Maybe it was the realization that Lowe was nearly back to himself and Quaintance was on the cusp of his debut, or that Mo Dioubate was the spark going 1-on-5 for rebounds and taking entire teams on by himself? Or maybe they finally took their criticism to heart and recognized just how much they were letting the fanbase down as the most underperforming team in college basketball with a couple of inexcusably gutless performances?
Whatever it was, rooting hard for this group is now coming naturally. They were gutless, then showed nothing but guts in that second half against the Hoosiers a week ago, winning in the trenches with defense and toughness. Fans reacted accordingly, acknowledging that while this IU team may not be a world-beater, giving a damn goes a long way. You can steal our hearts with a few dives for loose balls, defensive stops and second-chance scores. That continued into an emotionally charged battle between student and teacher, Pope taking on his former head coach under the bright lights in Catlanta. The offense was a disaster — especially when Lowe reinjured his shoulder after seven seconds on the floor — but hey, they fought and the C-A-T-S chants and Go Big Blues kept coming.
Then when the breakthrough came in the second half of both games, BBN was there to push these Wildcats across the finish line. Lowe fought through the pain like a warrior and put the team on his back while Quaintance had the debut of a lifetime, plus big days for Otega Oweh, Kam Williams and Malachi Moreno, leading to the 78-66 victory to move to 8-4 on the year with two straight wins against teams with a pulse.
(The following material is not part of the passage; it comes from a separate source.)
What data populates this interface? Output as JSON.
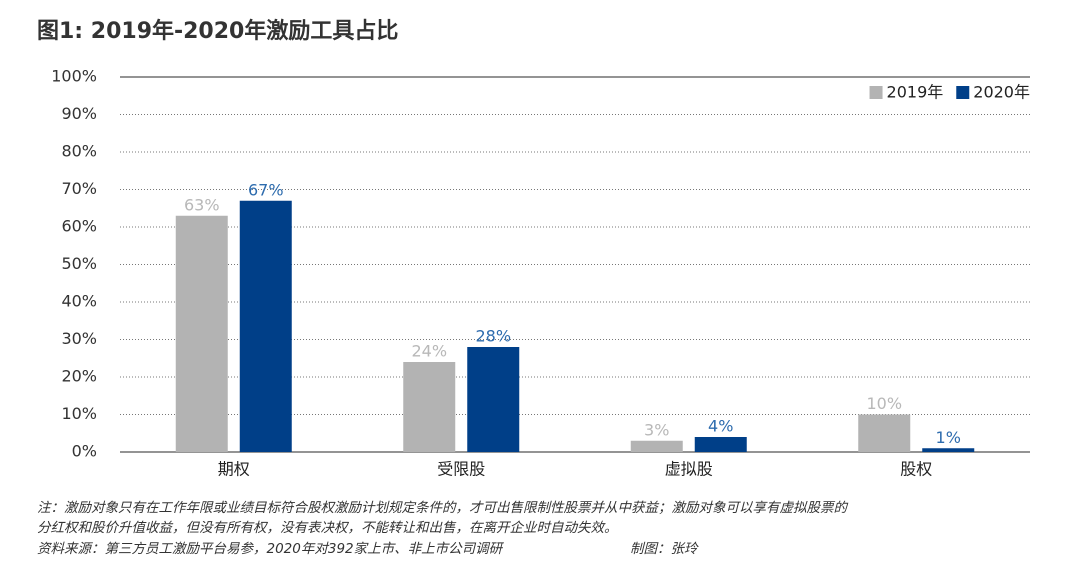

You still have to take care of business vs. Bellarmine on Tuesday, but what Kentucky did was allow a hard reset going into the holidays and the start of SEC play. This stretch has given this group the benefit of the doubt. Was it the injuries or effort? Doesn’t matter, because at full strength, the fight was right where it needed to be. The on-court talent has improved, but so has the edge they’re playing with. They can now take the next two weeks and tinker with the offense while building upon their tangible defensive growth, knowing that it’s all salvageable with a resume slowly but surely coming together. No bad losses and two Quad 1 wins with 11 more opportunities to come during SEC play, plus whatever happens in Nashville? Last year’s group had 10 Q1 victories entering the SEC Tournament and earned a No. 3 seed. This one found itself in a massive hole, but to their credit, the Wildcats are digging their way out with reasons to believe — even if the identity is substantially different than any of us expected going into the year.
Heartless mercenaries? They’ve certainly shut me up on the first part of that statement these last two outings, showing nothing but heart. As for the second, we should probably remember that no matter the why, mercenaries are still trained professionals hired to kill. They may have been expensive with some egregious early misses on the young season, and it may not be the aesthetically pleasing product we all thought we were signing up for this year, but the trigger is now being pulled with back-to-back hits.
And judging by the jersey pops with Big Blue Nation roaring behind them and bench celebrations for every big play, it certainly looks like they’re starting to enjoy representing the name on the front, too.